Flames shot over my head as I slid down the bank to my kayak. My only chance for survival was in the water where my wife, Julie, had already sought harbor from the wildfire. I couldn’t see her through the dense, black smoke that choked me as I screamed her name. In the next moment, a gust of scorching wind blasted across the lake, lifting the smoke enough for me to see Julie tipping out of her kayak to immerse herself in the water’s safety. When I paddled out to her moments later, I realized the entire lakeshore was burning. There was no way out.

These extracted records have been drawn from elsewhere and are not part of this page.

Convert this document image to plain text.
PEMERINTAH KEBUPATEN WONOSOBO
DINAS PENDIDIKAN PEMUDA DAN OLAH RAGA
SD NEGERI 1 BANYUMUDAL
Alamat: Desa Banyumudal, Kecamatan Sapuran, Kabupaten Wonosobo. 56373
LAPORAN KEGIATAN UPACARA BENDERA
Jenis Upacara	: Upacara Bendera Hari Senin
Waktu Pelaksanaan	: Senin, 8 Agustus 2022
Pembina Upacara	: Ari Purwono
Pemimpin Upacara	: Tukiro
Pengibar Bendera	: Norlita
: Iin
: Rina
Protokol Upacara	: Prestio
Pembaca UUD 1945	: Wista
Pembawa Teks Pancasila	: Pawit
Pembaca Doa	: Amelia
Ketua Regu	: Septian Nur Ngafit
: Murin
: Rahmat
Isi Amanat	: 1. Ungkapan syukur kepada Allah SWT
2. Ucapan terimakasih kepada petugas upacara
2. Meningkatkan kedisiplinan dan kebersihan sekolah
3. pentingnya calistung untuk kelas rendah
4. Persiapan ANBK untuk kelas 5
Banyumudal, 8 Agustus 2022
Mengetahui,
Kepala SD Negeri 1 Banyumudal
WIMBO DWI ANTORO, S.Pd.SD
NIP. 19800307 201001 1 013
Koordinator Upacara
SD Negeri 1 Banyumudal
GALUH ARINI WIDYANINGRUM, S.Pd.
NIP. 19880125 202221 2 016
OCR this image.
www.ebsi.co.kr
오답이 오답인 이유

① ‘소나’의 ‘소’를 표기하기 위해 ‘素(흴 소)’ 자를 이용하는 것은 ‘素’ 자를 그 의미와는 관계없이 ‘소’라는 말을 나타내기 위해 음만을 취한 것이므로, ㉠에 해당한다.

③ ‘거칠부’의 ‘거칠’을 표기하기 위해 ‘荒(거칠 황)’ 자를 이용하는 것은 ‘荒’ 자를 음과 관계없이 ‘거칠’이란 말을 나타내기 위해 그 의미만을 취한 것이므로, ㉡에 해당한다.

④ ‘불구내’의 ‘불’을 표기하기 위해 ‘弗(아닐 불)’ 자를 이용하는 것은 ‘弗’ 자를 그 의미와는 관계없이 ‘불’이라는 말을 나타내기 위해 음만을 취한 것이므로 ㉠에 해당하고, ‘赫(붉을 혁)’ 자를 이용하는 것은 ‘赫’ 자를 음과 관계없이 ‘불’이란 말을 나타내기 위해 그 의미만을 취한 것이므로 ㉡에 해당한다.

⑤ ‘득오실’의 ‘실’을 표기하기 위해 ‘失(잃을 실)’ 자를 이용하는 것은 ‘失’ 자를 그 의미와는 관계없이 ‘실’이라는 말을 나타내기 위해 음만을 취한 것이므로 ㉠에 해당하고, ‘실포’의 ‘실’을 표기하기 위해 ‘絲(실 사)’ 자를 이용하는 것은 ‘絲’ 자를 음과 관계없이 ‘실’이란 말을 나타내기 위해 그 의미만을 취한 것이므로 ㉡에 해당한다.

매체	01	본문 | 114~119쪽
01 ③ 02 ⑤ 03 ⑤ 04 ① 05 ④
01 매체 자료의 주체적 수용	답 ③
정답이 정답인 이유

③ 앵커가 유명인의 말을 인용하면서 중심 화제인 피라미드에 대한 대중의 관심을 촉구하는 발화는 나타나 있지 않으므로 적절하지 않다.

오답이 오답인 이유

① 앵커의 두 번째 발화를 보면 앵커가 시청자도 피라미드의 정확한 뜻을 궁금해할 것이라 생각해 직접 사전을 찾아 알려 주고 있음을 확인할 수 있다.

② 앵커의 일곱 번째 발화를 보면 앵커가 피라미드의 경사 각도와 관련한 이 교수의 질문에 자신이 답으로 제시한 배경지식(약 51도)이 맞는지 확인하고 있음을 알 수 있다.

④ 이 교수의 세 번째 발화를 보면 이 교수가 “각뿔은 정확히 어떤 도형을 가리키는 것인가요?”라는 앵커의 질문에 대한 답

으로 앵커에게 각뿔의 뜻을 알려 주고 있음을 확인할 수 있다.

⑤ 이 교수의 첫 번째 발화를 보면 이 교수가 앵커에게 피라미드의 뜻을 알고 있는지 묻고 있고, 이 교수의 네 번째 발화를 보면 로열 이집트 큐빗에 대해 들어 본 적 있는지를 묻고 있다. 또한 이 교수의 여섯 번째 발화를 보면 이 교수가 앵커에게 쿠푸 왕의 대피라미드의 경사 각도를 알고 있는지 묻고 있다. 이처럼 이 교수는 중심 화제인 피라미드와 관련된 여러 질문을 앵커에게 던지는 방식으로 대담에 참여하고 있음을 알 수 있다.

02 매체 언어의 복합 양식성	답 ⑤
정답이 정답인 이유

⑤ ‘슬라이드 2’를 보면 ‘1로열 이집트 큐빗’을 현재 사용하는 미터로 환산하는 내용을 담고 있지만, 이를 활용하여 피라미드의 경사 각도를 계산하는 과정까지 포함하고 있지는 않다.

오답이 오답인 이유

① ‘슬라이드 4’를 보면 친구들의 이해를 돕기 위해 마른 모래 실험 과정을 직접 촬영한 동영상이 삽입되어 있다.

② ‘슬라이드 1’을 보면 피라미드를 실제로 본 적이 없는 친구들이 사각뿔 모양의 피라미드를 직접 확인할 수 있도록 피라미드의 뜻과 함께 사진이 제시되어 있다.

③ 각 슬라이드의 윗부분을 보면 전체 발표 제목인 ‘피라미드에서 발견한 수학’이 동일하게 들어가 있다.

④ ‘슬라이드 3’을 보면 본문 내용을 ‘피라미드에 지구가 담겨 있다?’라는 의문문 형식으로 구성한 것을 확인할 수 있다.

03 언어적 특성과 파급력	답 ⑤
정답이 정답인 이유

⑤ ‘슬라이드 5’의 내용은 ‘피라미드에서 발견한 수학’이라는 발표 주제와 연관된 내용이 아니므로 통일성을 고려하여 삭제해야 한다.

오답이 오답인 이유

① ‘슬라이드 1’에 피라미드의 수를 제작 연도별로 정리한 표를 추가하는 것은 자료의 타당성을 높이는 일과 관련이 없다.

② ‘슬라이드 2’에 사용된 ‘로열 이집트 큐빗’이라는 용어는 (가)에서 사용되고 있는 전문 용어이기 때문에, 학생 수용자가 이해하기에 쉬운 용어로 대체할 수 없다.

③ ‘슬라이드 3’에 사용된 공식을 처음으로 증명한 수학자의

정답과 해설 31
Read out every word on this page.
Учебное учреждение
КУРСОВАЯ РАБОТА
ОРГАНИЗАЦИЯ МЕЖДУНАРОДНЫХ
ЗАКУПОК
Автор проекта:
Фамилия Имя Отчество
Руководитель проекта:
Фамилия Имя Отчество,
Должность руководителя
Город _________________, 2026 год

The day before, as Julie and I drove toward Minnesota’s Boundary Waters, we noticed smoke blowing across the road from the supposedly managed Pagami Creek Fire. We heard about the fire again at the park ranger station, but our designated camping zone wasn’t closed and rangers told us everything was under control. After a hot summer drought, we knew the area was ripe with fuel, but we didn’t anticipate a firestorm.
We paddled 5 miles from Kawishiwi Lake to Kawasachong Lake, marveling at a giant, dark plume cloud we mistook for a thunderhead—it should have been a red flag (unlike thunderclouds, fire plumes don’t have flat bottoms). In the early afternoon, I led us up the west bank of Kawasachong Lake to search for a campsite, and we found one that overlooked the water from a steep, 25-foot bank. A smoky smell settled in over our camp, but we figured the day’s gusty winds had just carried the wildfire’s scent toward us—our third mistake. The wind had shifted, so we should have evacuated right away.
Then the sky changed. I had been preparing to fish for dinner while Julie set up the tent, but the sky’s dark orange hue stopped us immediately. Just then, gust after gust of hot wind slammed our camp. I hopped into my kayak to get a better view of the fire.